Working from home, learning from home, exercising from home, even socialising (in the form of online quizzes and ‘watchalongs’ of popular television shows or films) became common practice during the Covid-19 pandemic. The inability to go out for long periods during the various lockdowns created a plethora of new routines and habits, many of which have remained common practice long since Covid-19 stopped being a daily preoccupation.
Of all these home-based routines and habits, however, few have become as common as testing ourselves for various ailments and deficiencies. Testing for Covid-19, which did not simply go away, remains big business, worth several billion euros globally each year. Increasingly, we are also testing ourselves for a great deal more than just Covid-19 from the familiar surroundings of our own bedrooms, bathrooms, and kitchens. There are home diagnostic kits for urinary tract infections, stool tests for colon cancer, blood sugar tests, tests for sexually transmitted diseases, even HIV.
We’ve come a long way since the only thing we were likely to test ourselves for at home was pregnancy.
The wrong hands
More than 500 home testing kits are currently on the market or in development worldwide. The appeal of home testing is obvious, not least for those of us with an innate aversion to waiting rooms and awkward conversations with our GP. Getting results in a few minutes, as opposed to waiting days, or weeks, is equally appealing. For overstretched health systems (the NHS in Britain spends an estimated 2.2 billion UK pounds each year on laboratory tests in primary care alone), patients taking matters into their own hands is, at least in theory, promising.
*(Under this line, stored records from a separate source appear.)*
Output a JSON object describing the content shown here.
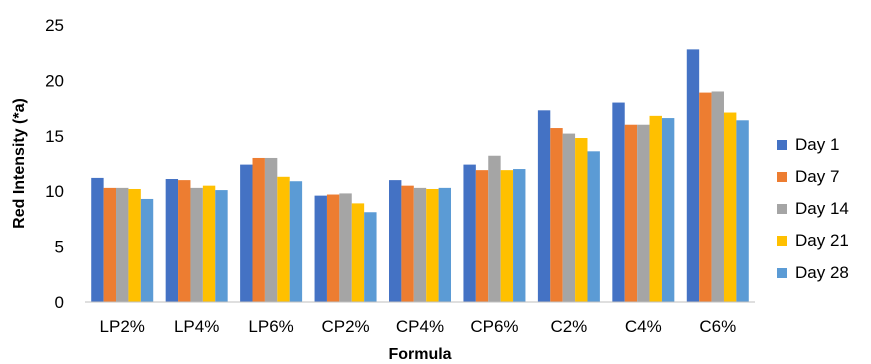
{
  "chart_data": {
    "type": "bar",
    "title": "",
    "xlabel": "Formula",
    "ylabel": "Red Intensity (*a)",
    "ylim": [
      0,
      25
    ],
    "yticks": [
      0,
      5,
      10,
      15,
      20,
      25
    ],
    "grid": false,
    "legend_position": "right",
    "categories": [
      "LP2%",
      "LP4%",
      "LP6%",
      "CP2%",
      "CP4%",
      "CP6%",
      "C2%",
      "C4%",
      "C6%"
    ],
    "series": [
      {
        "name": "Day 1",
        "color": "#4472C4",
        "values": [
          11.2,
          11.1,
          12.4,
          9.6,
          11.0,
          12.4,
          17.3,
          18.0,
          22.8
        ]
      },
      {
        "name": "Day 7",
        "color": "#ED7D31",
        "values": [
          10.3,
          11.0,
          13.0,
          9.7,
          10.5,
          11.9,
          15.7,
          16.0,
          18.9
        ]
      },
      {
        "name": "Day 14",
        "color": "#A5A5A5",
        "values": [
          10.3,
          10.3,
          13.0,
          9.8,
          10.3,
          13.2,
          15.2,
          16.0,
          19.0
        ]
      },
      {
        "name": "Day 21",
        "color": "#FFC000",
        "values": [
          10.2,
          10.5,
          11.3,
          8.9,
          10.2,
          11.9,
          14.8,
          16.8,
          17.1
        ]
      },
      {
        "name": "Day 28",
        "color": "#5B9BD5",
        "values": [
          9.3,
          10.1,
          10.9,
          8.1,
          10.3,
          12.0,
          13.6,
          16.6,
          16.4
        ]
      }
    ]
  }
}
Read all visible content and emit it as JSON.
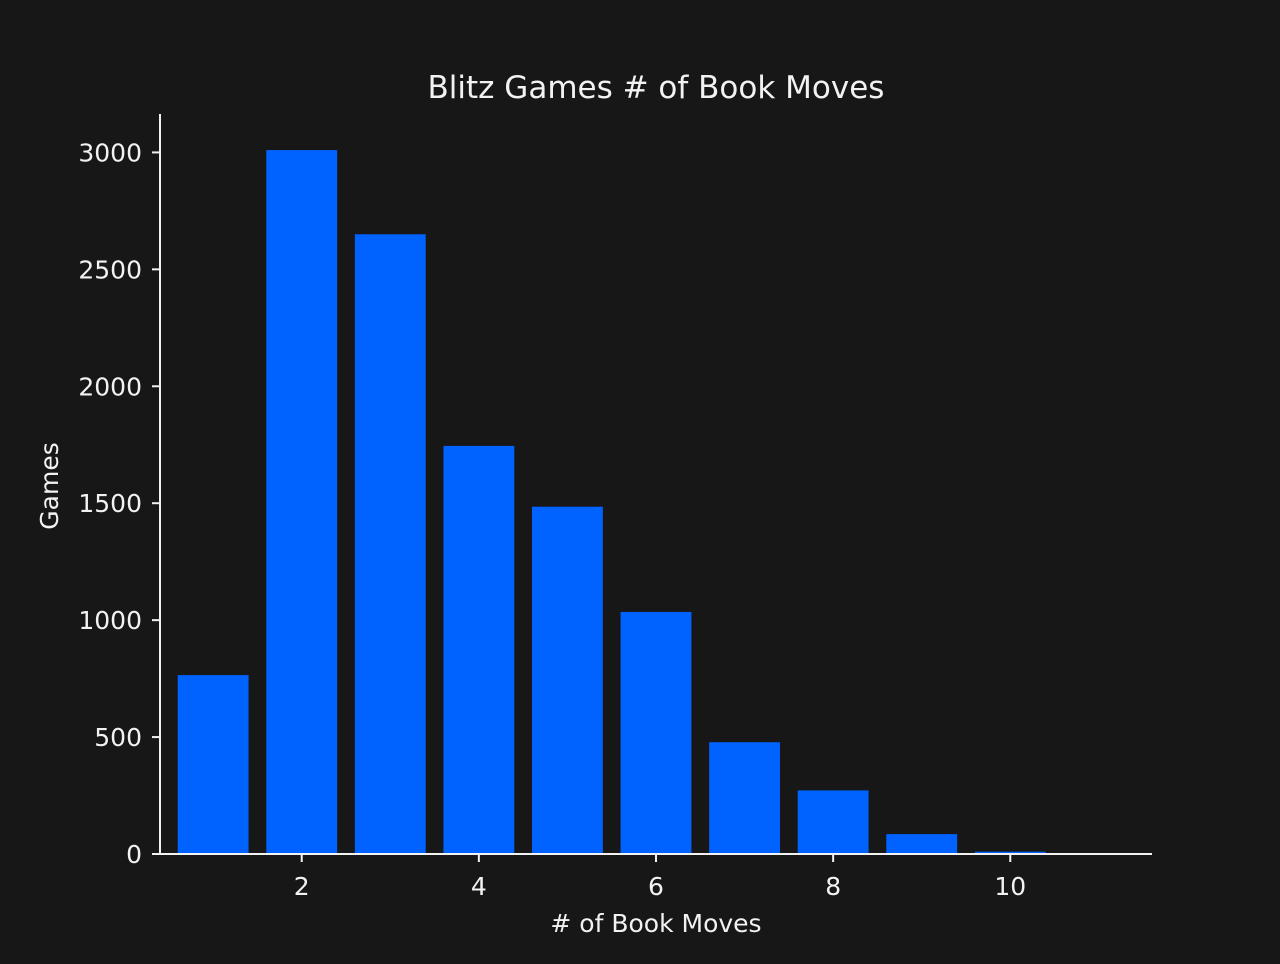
{
  "chart_data": {
    "type": "bar",
    "title": "Blitz Games # of Book Moves",
    "xlabel": "# of Book Moves",
    "ylabel": "Games",
    "x": [
      1,
      2,
      3,
      4,
      5,
      6,
      7,
      8,
      9,
      10
    ],
    "values": [
      765,
      3010,
      2650,
      1745,
      1485,
      1035,
      478,
      272,
      85,
      10
    ],
    "xlim": [
      0.4,
      11.6
    ],
    "ylim": [
      0,
      3160
    ],
    "xticks": [
      2,
      4,
      6,
      8,
      10
    ],
    "yticks": [
      0,
      500,
      1000,
      1500,
      2000,
      2500,
      3000
    ],
    "grid": false,
    "legend": "none",
    "colors": {
      "background": "#171717",
      "bar": "#0062ff",
      "axis": "#f2f2f2",
      "text": "#f2f2f2"
    }
  }
}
The trouble is that home testing kits are only as good as the people using them, and most of those people are not trained phlebotomists. The kits themselves, when deployed correctly, can be impressively accurate. Home STI tests using nucleic acid amplification reach sensitivity rates of 85–95 per cent, not far off clinical settings. But laboratory precision and bathroom-floor reality are two very different things. Studies show that around five per cent of self-collected samples are deemed inadequate for testing, compared with less than one per cent of those collected by a clinician. A swab not inserted deeply enough, a blood sample that fails to fill the tube, a test taken too soon after exposure can skew results. User error, not test design, is the Achilles heel.
That skewing cuts both ways, and neither is comforting. False positives send people tumbling down what clinicians call a ‘diagnostic cascade’: one dodgy result triggers follow-up appointments, specialist referrals, and invasive procedures. Fecal immunochemical tests (FIT) for colorectal cancer, for example, pick up 92 per cent of cancers. But the false-positive rate sits at around 13 per cent, according to Harvard Medical School. A study presented at Digestive Disease Week in 2021 found that among 450 people with a positive stool test, just two per cent actually had cancer; two-thirds had received a false positive. Each of those people was then sent for a colonoscopy, the very procedure they had been trying to avoid.
Rapid antigen tests for Covid-19, researchers at UMass Chan Medical School found, can also throw up persistent false positives in some users, confounding patients and their doctors alike. In low-prevalence settings (precisely the conditions under which most home testing takes place) the probability that a positive rapid antigen result is wrong can exceed 80 per cent, according to a model published by the CDC.
False negatives
The Royal College of General Practitioners (RCGP) in Britain has been blunt about the fallout. In a position statement in 2023 it warned that patients are turning up at surgeries distressed by misleading results from self-testing, and called for manufacturers to take responsibility for aftercare rather than dumping the burden on the NHS.
GPs now spend up to two hours a day reviewing test results, quadruple the time they spent in 2000, according to a study in BMC Family Practice, and that is before patients start walking in with results from home kits. “General practice is already stretched to the limit,” the RCGP noted. “It isn’t a good use of our time to be explaining the results of unnecessary tests.”
False negatives pose a different, arguably more dangerous, problem. A person who tests positive may at least seek confirmation. A person who tests negative tends to stop worrying. With STIs, the window period (the gap between exposure and the point at which a test can detect infection) can stretch to three months for HIV. Someone who self-tests during that window receives a clean bill of health they do not deserve, and may unwittingly spread the infection.
No panacea
Regulation has not kept pace with the boom. Many home testing kits on the market have not been independently validated or approved by bodies such as NICE in Britain. The RCGP wants a quality-mark system and clearer labelling of the risks. Prostate Cancer UK has raised similar concerns about the rapid-result PSA blood tests sold in chemists and online, noting that a raised reading without the context of a clinical conversation can lead to unnecessary anxiety or false reassurance.
None of which means home testing is a bad idea. For cervical cancer screening, NHS England is rolling out self-sampling HPV kits, targeting women who are overdue for screening, a group that could number 400,000 a year. Used wisely, home diagnostics can catch diseases earlier and reach people who might never have visited their GP. But the idea that they will ease the strain on health services requires, at the very least, a second opinion.